Secondo alcune statistiche pubblicate
dal quotidiano USA Today, eMusic ha già
una quota di mercato pari all'11% del totale:
niente, in confronto al 67% circa detenuto
da Apple, ma un buon inizio per partire all'arrembaggio
dell'azienda di Steve Jobs. "Non c'è
dubbio che il successo di iPod sia stato un
successo anche per noi", ha detto il
CEO di eMusic, David Pakman. "La confusione
creata dal formato proprietario di iTunes,
che gli utenti non possono utilizzare su altri
lettori", ha aggiunto Pakman, "va
tutta a nostro vantaggio".
La maggior parte delle etichette
discografiche che vendono canzoni attraverso
eMusic, forti di un numeroso seguito d'utenti
ben fidelizzati, seguono il pensiero di Pakman.

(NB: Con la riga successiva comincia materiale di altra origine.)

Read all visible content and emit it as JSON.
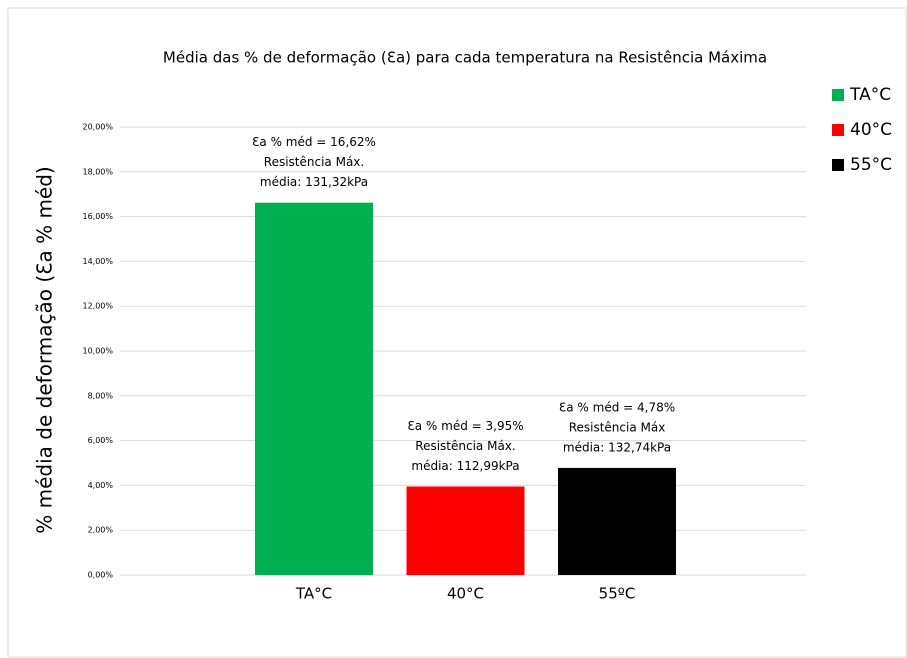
{
  "chart_data": {
    "type": "bar",
    "title": "Média das % de deformação (Ɛa) para cada temperatura na Resistência Máxima",
    "ylabel": "% média de deformação (Ɛa % méd)",
    "categories": [
      "TA°C",
      "40°C",
      "55ºC"
    ],
    "values": [
      16.62,
      3.95,
      4.78
    ],
    "colors": [
      "#00b050",
      "#ff0000",
      "#000000"
    ],
    "annotations": [
      [
        "Ɛa % méd = 16,62%",
        "Resistência Máx.",
        "média: 131,32kPa"
      ],
      [
        "Ɛa % méd = 3,95%",
        "Resistência Máx.",
        "média: 112,99kPa"
      ],
      [
        "Ɛa % méd = 4,78%",
        "Resistência Máx",
        "média: 132,74kPa"
      ]
    ],
    "legend": [
      "TA°C",
      "40°C",
      "55°C"
    ],
    "legend_position": "right",
    "ylim": [
      0,
      20
    ],
    "yticks": [
      {
        "value": 0,
        "label": "0,00%"
      },
      {
        "value": 2,
        "label": "2,00%"
      },
      {
        "value": 4,
        "label": "4,00%"
      },
      {
        "value": 6,
        "label": "6,00%"
      },
      {
        "value": 8,
        "label": "8,00%"
      },
      {
        "value": 10,
        "label": "10,00%"
      },
      {
        "value": 12,
        "label": "12,00%"
      },
      {
        "value": 14,
        "label": "14,00%"
      },
      {
        "value": 16,
        "label": "16,00%"
      },
      {
        "value": 18,
        "label": "18,00%"
      },
      {
        "value": 20,
        "label": "20,00%"
      }
    ],
    "grid": true
  }
}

"Non capisco perché le major siano
così ostinate nella promozione delle
tecnologie DRM", ha detto Jim Sturgeon,
direttore dell'etichetta di musica classica
Naxos. "Non solo i DRM sono protezioni
scardinabili persino da un bambino",
ha spiegato, "ma sono semplicemente uno
spregio nei confronti degli utenti: equivalgono
a non riporre fiducia nei consumatori".
In Francia, una normativa recentemente
approvata dai legislatori obbliga i jukebox
online alla vendita di canzoni con DRM interoperabile.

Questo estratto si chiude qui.